We dive into this and so much more with a data analytics executive, Glenn Wasson. Glenn is a data scientist and the Administrator of Analytics and Performance Measurement at the University of Virginia Health System. He also holds a PhD in Computer Science from the University of Virginia. Glenn has leveraged his expertise to creatively solve problems across diverse industries, including healthcare, national defense, energy, and higher education.

In this episode of the Scaling Tech podcast, Arin and Glenn explore the capabilities of AI in depth. They highlight key features of AI, examine its main limitations, and share practical advice for making the most out of AI in an ever-evolving tech space.

Check out this episode to stay ahead of the curve and master the essentials of the new business norm that is AI.

About Guest:

Name: Glenn Wasson

What he does: He’s a Data Analytics Executive

Company: UVA Health

Where to find Glenn: LinkedIn

Key Insights

AI reminds us of us. Artificial intelligence gets its name because it mirrors human behavior. It reminds us of us, and that’s one of its greatest strengths — it behaves in a natural and easy-to-understand way, ultimately creating a better user experience. 

Glenn explains, “AI is this big umbrella term for systems that solve problems in a way that reminds us of us. So, in a way that feels human-like to other people. It’s a bit of a philosophical definition, but it sort of avoids having to define exactly what intelligence is, which is a notoriously sticky issue. We don’t have to argue about whether AI or people… It allows us to ascribe intelligence to what systems we want, and that’s not so much sort of diss of the state of the art because the important thing there is how easy it is for someone to interact with a system that’s sort of acts the way they would anticípate a person doing. So you can really get a better user experience, let’s say, out of such systems.”

Machine learning (ML) is a context-dependent probability model. While AI mimics human behavior, ML is more powerful because it learns from examples rather than relying on predefined rules. 
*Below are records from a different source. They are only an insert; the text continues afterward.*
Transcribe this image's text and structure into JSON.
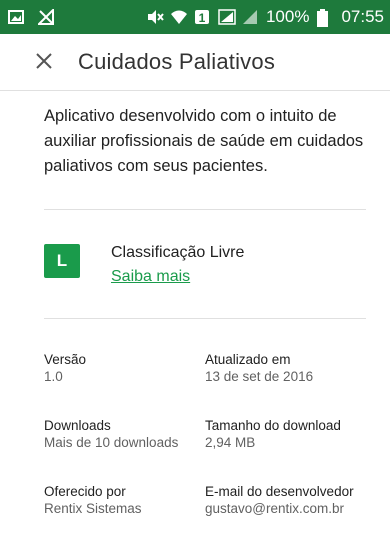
{
  "status_bar": {
    "battery_text": "100%",
    "time": "07:55"
  },
  "app_bar": {
    "title": "Cuidados Paliativos"
  },
  "description": "Aplicativo desenvolvido com o intuito de auxiliar profissionais de saúde em cuidados paliativos com seus pacientes.",
  "rating": {
    "badge_letter": "L",
    "title": "Classificação Livre",
    "link": "Saiba mais",
    "badge_color": "#1a9b4b"
  },
  "info": {
    "version_label": "Versão",
    "version_value": "1.0",
    "updated_label": "Atualizado em",
    "updated_value": "13 de set de 2016",
    "downloads_label": "Downloads",
    "downloads_value": "Mais de 10 downloads",
    "size_label": "Tamanho do download",
    "size_value": "2,94 MB",
    "offered_label": "Oferecido por",
    "offered_value": "Rentix Sistemas",
    "email_label": "E-mail do desenvolvedor",
    "email_value": "gustavo@rentix.com.br"
  },
  "colors": {
    "status_bar": "#1e7a3c",
    "accent": "#1a9b4b"
  },
  "icons": [
    "image-notification-icon",
    "signal-off-icon",
    "mute-icon",
    "wifi-icon",
    "sim-1-icon",
    "signal-icon",
    "battery-icon",
    "close-icon"
  ]
}
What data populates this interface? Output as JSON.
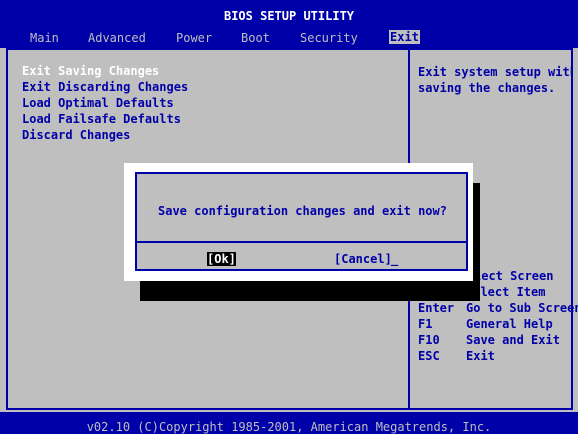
{
  "header": {
    "title": "BIOS SETUP UTILITY",
    "tabs": [
      {
        "label": "Main"
      },
      {
        "label": "Advanced"
      },
      {
        "label": "Power"
      },
      {
        "label": "Boot"
      },
      {
        "label": "Security"
      },
      {
        "label": "Exit"
      }
    ],
    "active_tab": "Exit"
  },
  "menu": {
    "items": [
      {
        "label": "Exit Saving Changes"
      },
      {
        "label": "Exit Discarding Changes"
      },
      {
        "label": "Load Optimal Defaults"
      },
      {
        "label": "Load Failsafe Defaults"
      },
      {
        "label": "Discard Changes"
      }
    ],
    "selected": "Exit Saving Changes"
  },
  "help": {
    "text": "Exit system setup with\nsaving the changes."
  },
  "keys": [
    {
      "key": "",
      "desc": "lect Screen"
    },
    {
      "key": "↑↓",
      "desc": "Select Item"
    },
    {
      "key": "Enter",
      "desc": "Go to Sub Screen"
    },
    {
      "key": "F1",
      "desc": "General Help"
    },
    {
      "key": "F10",
      "desc": "Save and Exit"
    },
    {
      "key": "ESC",
      "desc": "Exit"
    }
  ],
  "dialog": {
    "message": "Save configuration changes and exit now?",
    "ok_label": "[Ok]",
    "cancel_label": "[Cancel]",
    "cursor": "_"
  },
  "footer": {
    "text": "v02.10 (C)Copyright 1985-2001, American Megatrends, Inc."
  },
  "colors": {
    "background": "#bfbfbf",
    "accent": "#0000a8",
    "highlight": "#ffffff"
  }
}
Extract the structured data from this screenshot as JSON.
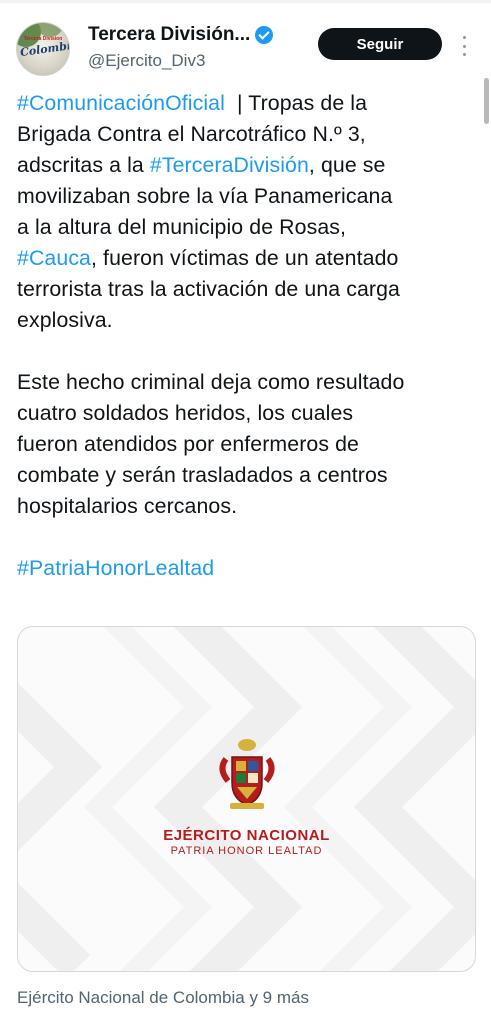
{
  "header": {
    "display_name": "Tercera División...",
    "handle": "@Ejercito_Div3",
    "follow_label": "Seguir",
    "verified_icon": "verified-badge-icon",
    "more_icon": "more-options-icon",
    "avatar_text_small": "Tercera Division",
    "avatar_text_script": "Colombia"
  },
  "tweet": {
    "lines": [
      [
        {
          "t": "#ComunicaciónOficial",
          "h": true
        },
        {
          "t": "  | Tropas de la",
          "h": false
        }
      ],
      [
        {
          "t": "Brigada Contra el Narcotráfico N.º 3,",
          "h": false
        }
      ],
      [
        {
          "t": "adscritas a la ",
          "h": false
        },
        {
          "t": "#TerceraDivisión",
          "h": true
        },
        {
          "t": ", que se",
          "h": false
        }
      ],
      [
        {
          "t": "movilizaban sobre la vía Panamericana",
          "h": false
        }
      ],
      [
        {
          "t": "a la altura del municipio de Rosas,",
          "h": false
        }
      ],
      [
        {
          "t": "#Cauca",
          "h": true
        },
        {
          "t": ", fueron víctimas de un atentado",
          "h": false
        }
      ],
      [
        {
          "t": "terrorista tras la activación de una carga",
          "h": false
        }
      ],
      [
        {
          "t": "explosiva.",
          "h": false
        }
      ],
      [],
      [
        {
          "t": "Este hecho criminal deja como resultado",
          "h": false
        }
      ],
      [
        {
          "t": "cuatro soldados heridos, los cuales",
          "h": false
        }
      ],
      [
        {
          "t": "fueron atendidos por enfermeros de",
          "h": false
        }
      ],
      [
        {
          "t": "combate y serán trasladados a centros",
          "h": false
        }
      ],
      [
        {
          "t": "hospitalarios cercanos.",
          "h": false
        }
      ],
      [],
      [
        {
          "t": "#PatriaHonorLealtad",
          "h": true
        }
      ]
    ]
  },
  "media": {
    "logo_title": "EJÉRCITO NACIONAL",
    "logo_motto": "PATRIA HONOR LEALTAD",
    "emblem_icon": "army-coat-of-arms-icon"
  },
  "card": {
    "source_text": "Ejército Nacional de Colombia y 9 más"
  },
  "colors": {
    "link": "#1d9bf0",
    "text": "#0f1419",
    "secondary": "#536471",
    "button_bg": "#0f1419",
    "brand_red": "#b51c1c"
  }
}
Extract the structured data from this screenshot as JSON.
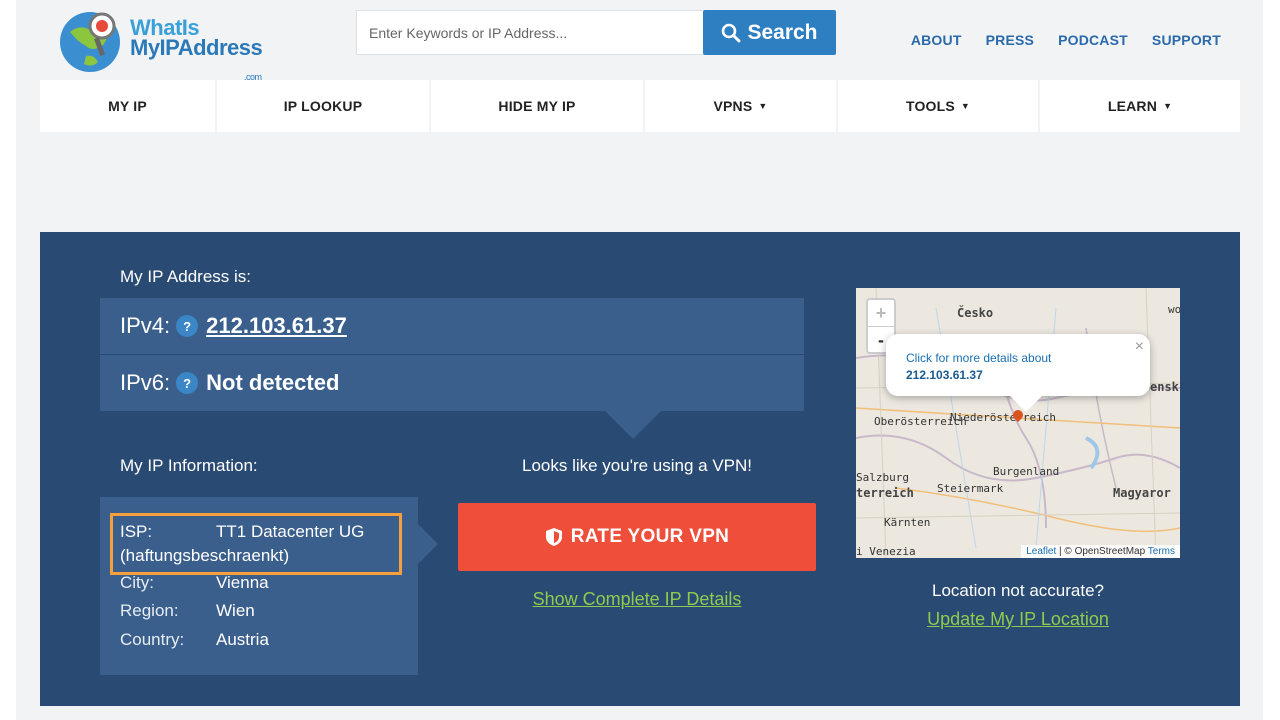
{
  "logo": {
    "line1": "WhatIs",
    "line2": "MyIPAddress",
    "suffix": ".com"
  },
  "search": {
    "placeholder": "Enter Keywords or IP Address...",
    "button_label": "Search"
  },
  "top_links": [
    "ABOUT",
    "PRESS",
    "PODCAST",
    "SUPPORT"
  ],
  "nav": [
    {
      "label": "MY IP",
      "dropdown": false
    },
    {
      "label": "IP LOOKUP",
      "dropdown": false
    },
    {
      "label": "HIDE MY IP",
      "dropdown": false
    },
    {
      "label": "VPNS",
      "dropdown": true
    },
    {
      "label": "TOOLS",
      "dropdown": true
    },
    {
      "label": "LEARN",
      "dropdown": true
    }
  ],
  "ip": {
    "heading": "My IP Address is:",
    "ipv4_label": "IPv4:",
    "ipv4_value": "212.103.61.37",
    "ipv6_label": "IPv6:",
    "ipv6_value": "Not detected",
    "help_glyph": "?"
  },
  "info": {
    "heading": "My IP Information:",
    "isp_label": "ISP:",
    "isp_value": "TT1 Datacenter UG (haftungsbeschraenkt)",
    "city_label": "City:",
    "city_value": "Vienna",
    "region_label": "Region:",
    "region_value": "Wien",
    "country_label": "Country:",
    "country_value": "Austria"
  },
  "vpn": {
    "message": "Looks like you're using a VPN!",
    "button_label": "RATE YOUR VPN",
    "details_link": "Show Complete IP Details"
  },
  "map": {
    "zoom_in": "+",
    "zoom_out": "-",
    "popup_text": "Click for more details about",
    "popup_ip": "212.103.61.37",
    "popup_close": "×",
    "labels": {
      "cesko": "Česko",
      "oberosterreich": "Oberösterreich",
      "niederosterreich": "Niederösterreich",
      "burgenland": "Burgenland",
      "steiermark": "Steiermark",
      "salzburg": "Salzburg",
      "terreich": "terreich",
      "karnten": "Kärnten",
      "magyaror": "Magyaror",
      "venezia": "i Venezia",
      "ensk": "ensk",
      "wo": "wo"
    },
    "attribution_leaflet": "Leaflet",
    "attribution_osm": " | © OpenStreetMap ",
    "attribution_terms": "Terms"
  },
  "location": {
    "question": "Location not accurate?",
    "update_link": "Update My IP Location"
  },
  "colors": {
    "panel": "#294a73",
    "row": "#3a5f8c",
    "accent_red": "#ee4e3a",
    "link_green": "#8fcb4e",
    "highlight": "#f5a03c"
  }
}
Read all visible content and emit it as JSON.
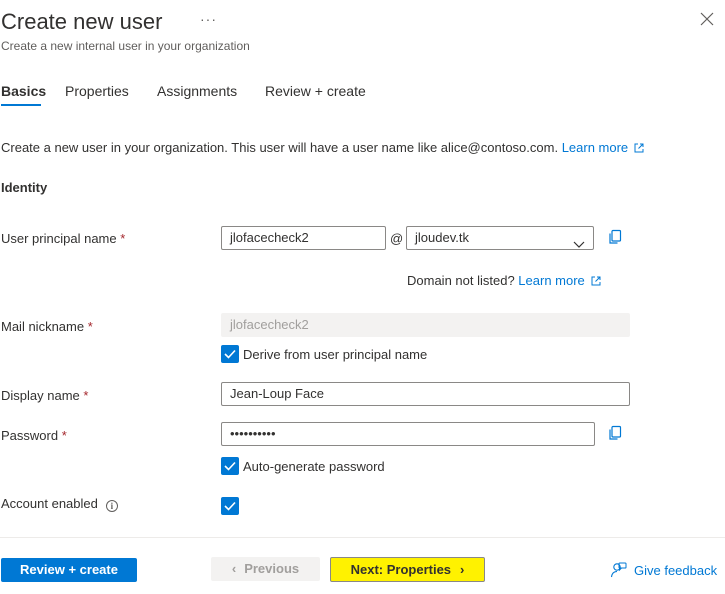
{
  "header": {
    "title": "Create new user",
    "more": "···",
    "subtitle": "Create a new internal user in your organization"
  },
  "tabs": [
    {
      "label": "Basics",
      "active": true
    },
    {
      "label": "Properties",
      "active": false
    },
    {
      "label": "Assignments",
      "active": false
    },
    {
      "label": "Review + create",
      "active": false
    }
  ],
  "intro": {
    "text": "Create a new user in your organization. This user will have a user name like alice@contoso.com.",
    "learn_more": "Learn more"
  },
  "section": {
    "identity": "Identity"
  },
  "form": {
    "upn": {
      "label": "User principal name",
      "required": "*",
      "value": "jlofacecheck2",
      "at": "@",
      "domain": "jloudev.tk"
    },
    "domain_hint": {
      "text": "Domain not listed?",
      "learn_more": "Learn more"
    },
    "mail_nickname": {
      "label": "Mail nickname",
      "required": "*",
      "value": "jlofacecheck2"
    },
    "derive": {
      "label": "Derive from user principal name",
      "checked": true
    },
    "display_name": {
      "label": "Display name",
      "required": "*",
      "value": "Jean-Loup Face"
    },
    "password": {
      "label": "Password",
      "required": "*",
      "value": "••••••••••"
    },
    "autogen": {
      "label": "Auto-generate password",
      "checked": true
    },
    "account_enabled": {
      "label": "Account enabled",
      "info": "i",
      "checked": true
    }
  },
  "footer": {
    "review_create": "Review + create",
    "previous": "Previous",
    "next": "Next: Properties",
    "feedback": "Give feedback"
  },
  "colors": {
    "accent": "#0078d4",
    "required": "#a4262c",
    "highlight": "#fff200"
  }
}
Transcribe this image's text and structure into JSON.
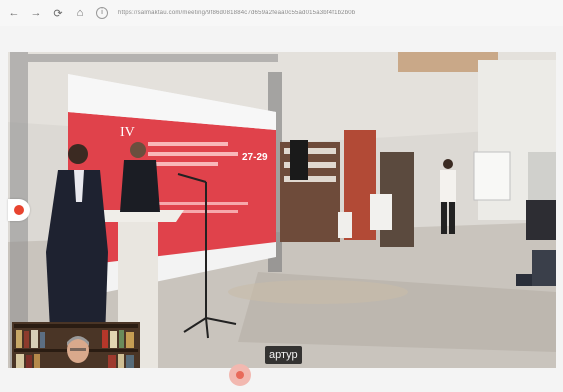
{
  "browser": {
    "back_icon": "back-arrow-icon",
    "forward_icon": "forward-arrow-icon",
    "reload_icon": "reload-icon",
    "home_icon": "home-icon",
    "url": "https://salmaktau.com/meeting/9f86d081884c7d659a2feaa0c55ad015a3bf4f1b2b0b"
  },
  "video": {
    "participant_name": "артур",
    "screen": {
      "roman_numeral": "IV",
      "dates": "27-29",
      "accent_color": "#e0424b"
    }
  },
  "controls": {
    "record_indicator_color": "#e8442f",
    "pin_color": "#e86a5a"
  }
}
Glenn explains, “We talked about AI as this big umbrella term. Machine learning, then is a subset of AI where we’re creating systems that try to determine patterns from examples. So really useful in situations where it’s hard to write the algorithm or the ruleset that governors how to solve a problem, but we can differently judge any particular solution to be right, wrong, good, bad, and so if you can present a whole bunch of positive negative examples to a system that can try and derive what the rules are from that, that’s machine learning in a nutshell. And then a large language model, a particular technique where by we train essentially this giant probability machine on all the text we can find, and its job is to say, given all the words that have been used up to now, what’s the most likely next word?”

Can AI build on our ideas? The boundaries of AI creativity are a topic of ongoing debate. Glenn shares his point of view. “There’s a theory of creativity where what is really happening is people are combining parts of things they have seen before just in an unusual way. So they are reusing things that are already out there, which the AI, in theory, could have access to as well, and so it’s just a question of whether the LLM technique will cause it to combine those pieces in an unexpected way or will it do the most expected thing because the probability model said that that’s what it should do?”